Lorsque Richard Nixon vint en Italie et que la réception en son honneur fut dérangée par des manifestations sur la place, parvenues jusqu'aux pièces feutrées du Quirinale, "ce" président répondit à ses amphytrions gênés : "Non problem, this is democracy".
Tout ceci étant dit, reste le versant politique de la question. Et même, plus que politique, celui des bonnes manières : sur ce point les "papa-fans" ont des arguments à revendre, on n'invite pas quelqu'un en sachant qu'on l'expose à des contestations déplaisantes. On commence par vérifier qu'il sera accueilli avec un large consentement, ensuite, s'il y a des opposants irréductibles, on surseoit.
Le gâchis et la vilaine figure retombent entièrement sur le recteur de la Sapienza.
Habilement, la Curie vaticane a saisi la balle au bond pour entamer une campagne de victimisation, en permettant aux sycophantes de service de lancer d'hallucinantes proclamations sur la négation de la "liberté d'expression". L'épisode met de toute façon le projecteur sur l'état de la laicité en Italie. D'un coté elle est, c'est un fait, pratiquement réduite au silence par l'agression verbale continuelle que les hiérarchies ecclésiastiques, tous ordres et types confondus, déchaînent contre ceux qui ne s'alignent pas. Mais de l'autre côté, en dépit des coup de klaxon et les fanfares cléricales, "Il foglio" en tête, le processus de sécularisation progresse. Des études menées sous la direction du professor Renato Coppi, pour l'Observatoire sur le Sécularisme et publiées par "Critica Liberale" montrent à quel point la sécularisation a constamment progressé de 1991 à 2004 (date du dernier relevé).

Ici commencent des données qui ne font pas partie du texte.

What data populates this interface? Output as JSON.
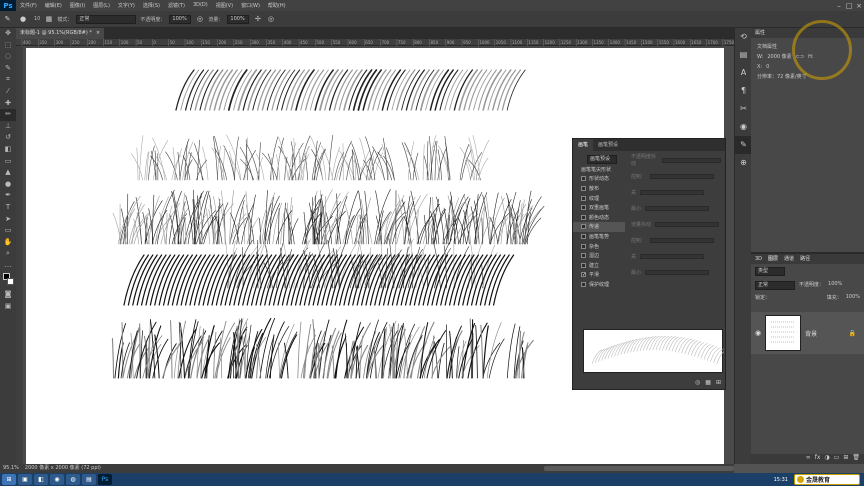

Ce processus trouve confirmation dans la conclusion affligée d'une recherche approfondie menée par [trois chercheurs], selon laquelle "Dieu, le Christ, la Bible, sont devenus y compris pour certains fidèle,s des objets incertains de foi".

Pour faire face à cette détérioration, l'Église est montée d'un cran dans la confrontation, en intervenant dans chaque secteur de la vie civile italienne (et d'autres pays). ... Et elle ne se limite pas aux aspects très matériels et terre à terre (on voit la péroraison sur les hôpitaux catholiques de la capitale faite par le pape au maire et aux présidents de la Région et de la Province la semaine dernière) : l'Église prétend même délégitimer toute autre éthique non fondée sur les principes de la foi catholique, comme si les non-croyants ou les tenants de la libre pensée étaient une sous-espèce morale, des Untermenschen de l'âme.
S'il y a un problème de minorités offensées et marginalisées, aujourd'hui, en Italie, il concerne, encore une fois, comme dans les siècles passés, les laïques. Certainement pas l'Église, omniprésente dans tous les media.